The official implementation of CMX: Cross-Modal Fusion for RGB-X Semantic Segmentation with Transformers: More details can be found in our paper [PDF].
- Requirements
- Python 3.7+
- PyTorch 1.7.0 or higher
- CUDA 10.2 or higher
We have tested the following versions of OS and softwares:
- OS: Ubuntu 18.04.6 LTS
- CUDA: 10.2
- PyTorch 1.8.2
- Python 3.8.11
- Install all dependencies. Install pytorch, cuda and cudnn, then install other dependencies via:
pip install -r requirements.txt
Orgnize the dataset folder in the following structure:
<datasets>
|-- <DatasetName1>
|-- <RGBFolder>
|-- <name1>.<ImageFormat>
|-- <name2>.<ImageFormat>
...
|-- <ModalXFolder>
|-- <name1>.<ModalXFormat>
|-- <name2>.<ModalXFormat>
...
|-- <LabelFolder>
|-- <name1>.<LabelFormat>
|-- <name2>.<LabelFormat>
...
|-- train.txt
|-- test.txt
|-- <DatasetName2>
|-- ...
train.txt
contains the names of items in training set, e.g.:
<name1>
<name2>
...
For RGB-Depth semantic segmentation, the generation of HHA maps from Depth maps can refer to https://github.com/charlesCXK/Depth2HHA-python.
-
Pretrain weights:
Download the pretrained segformer here pretrained segformer.
-
Config
Edit config file in
configs.py
, including dataset and network settings. -
Run multi GPU distributed training:
$ CUDA_VISIBLE_DEVICES="GPU IDs" python -m torch.distributed.launch --nproc_per_node="GPU numbers you want to use" train.py
- The tensorboard file is saved in
log_<datasetName>_<backboneSize>/tb/
directory. - Checkpoints are stored in
log_<datasetName>_<backboneSize>/checkpoints/
directory.
Run the evaluation by:
CUDA_VISIBLE_DEVICES="GPU IDs" python eval.py -d="Device ID" -e="epoch number or range"
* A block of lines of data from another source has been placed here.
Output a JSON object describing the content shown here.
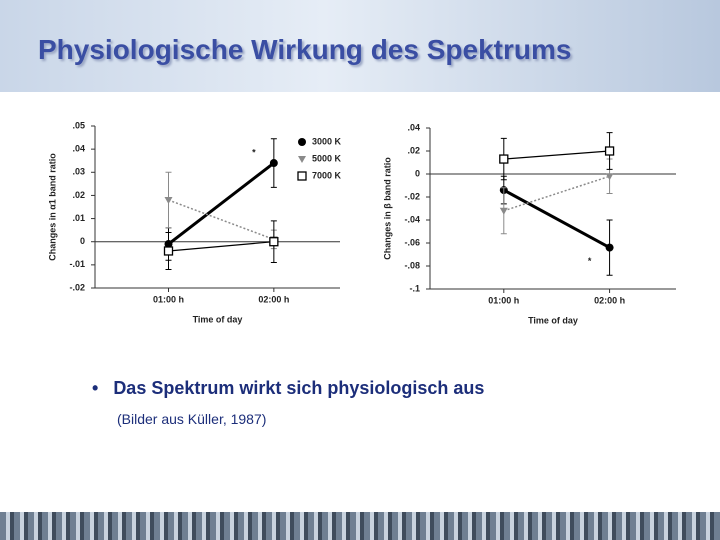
{
  "slide": {
    "title": "Physiologische Wirkung des Spektrums",
    "bullet": "Das Spektrum wirkt sich physiologisch aus",
    "source": "(Bilder aus Küller, 1987)"
  },
  "chart_data": [
    {
      "type": "line",
      "y_label": "Changes in α1 band ratio",
      "x_label": "Time of day",
      "categories": [
        "01:00 h",
        "02:00 h"
      ],
      "ylim": [
        -0.02,
        0.05
      ],
      "yticks": [
        {
          "value": -0.02,
          "label": "-.02"
        },
        {
          "value": -0.01,
          "label": "-.01"
        },
        0,
        {
          "value": 0.01,
          "label": ".01"
        },
        {
          "value": 0.02,
          "label": ".02"
        },
        {
          "value": 0.03,
          "label": ".03"
        },
        {
          "value": 0.04,
          "label": ".04"
        },
        {
          "value": 0.05,
          "label": ".05"
        }
      ],
      "legend": "upper right",
      "annotation": "*",
      "series": [
        {
          "name": "3000 K",
          "color": "#000000",
          "marker": "circle",
          "linestyle": "thick",
          "values": [
            -0.001,
            0.034
          ],
          "errors": [
            0.007,
            0.0105
          ]
        },
        {
          "name": "5000 K",
          "color": "#8a8a8a",
          "marker": "triangle",
          "linestyle": "dotted",
          "values": [
            0.018,
            0.001
          ],
          "errors": [
            0.012,
            0.004
          ]
        },
        {
          "name": "7000 K",
          "color": "#000000",
          "marker": "square",
          "linestyle": "solid",
          "values": [
            -0.004,
            0.0
          ],
          "errors": [
            0.008,
            0.009
          ]
        }
      ]
    },
    {
      "type": "line",
      "y_label": "Changes in β band ratio",
      "x_label": "Time of day",
      "categories": [
        "01:00 h",
        "02:00 h"
      ],
      "ylim": [
        -0.1,
        0.04
      ],
      "yticks": [
        {
          "value": -0.1,
          "label": "-.1"
        },
        {
          "value": -0.08,
          "label": "-.08"
        },
        {
          "value": -0.06,
          "label": "-.06"
        },
        {
          "value": -0.04,
          "label": "-.04"
        },
        {
          "value": -0.02,
          "label": "-.02"
        },
        0,
        {
          "value": 0.02,
          "label": ".02"
        },
        {
          "value": 0.04,
          "label": ".04"
        }
      ],
      "annotation": "*",
      "series": [
        {
          "color": "#000000",
          "marker": "circle",
          "linestyle": "thick",
          "values": [
            -0.014,
            -0.064
          ],
          "errors": [
            0.012,
            0.024
          ]
        },
        {
          "color": "#8a8a8a",
          "marker": "triangle",
          "linestyle": "dotted",
          "values": [
            -0.032,
            -0.002
          ],
          "errors": [
            0.02,
            0.015
          ]
        },
        {
          "color": "#000000",
          "marker": "square",
          "linestyle": "solid",
          "values": [
            0.013,
            0.02
          ],
          "errors": [
            0.018,
            0.016
          ]
        }
      ]
    }
  ]
}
If you want to use multi GPUs please specify multiple Device IDs (0,1,2...).
We offer the pre-trained weights on different RGBX datasets (Some weights are not avaiable yet, Due to the difference of training platforms, these weights may not be correctly loaded.):
Architecture | Backbone | mIOU(SS) | mIOU(MS & Flip) | Weight |
---|---|---|---|---|
CMX (SegFormer) | MiT-B2 | 54.1% | 54.4% | NYU-MiT-B2 |
CMX (SegFormer) | MiT-B4 | 56.0% | 56.3% | |
CMX (SegFormer) | MiT-B5 | 56.8% | 56.9% |
Architecture | Backbone | mIOU | Weight |
---|---|---|---|
CMX (SegFormer) | MiT-B2 | 58.2% | MFNet-MiT-B2 |
CMX (SegFormer) | MiT-B4 | 59.7% |
Architecture | Backbone | mIOU | Weight |
---|---|---|---|
CMX (SegFormer) | MiT-B2 | 61.3% | ScanNet-MiT-B2 |
Architecture | Backbone | mIOU | Weight |
---|---|---|---|
CMX (SegFormer) | MiT-B4 | 64.28% | RGBE-MiT-B4 |
If you find this repo useful, please consider referencing the following paper:
@article{liu2022cmx,
title={CMX: Cross-Modal Fusion for RGB-X Semantic Segmentation with Transformers},
author={Liu, Huayao and Zhang, Jiaming and Yang, Kailun and Hu, Xinxin and Stiefelhagen, Rainer},
journal={arXiv preprint arXiv:2203.04838},
year={2022}
}
Our code is heavily based on TorchSeg and SA-Gate, thanks for their excellent work!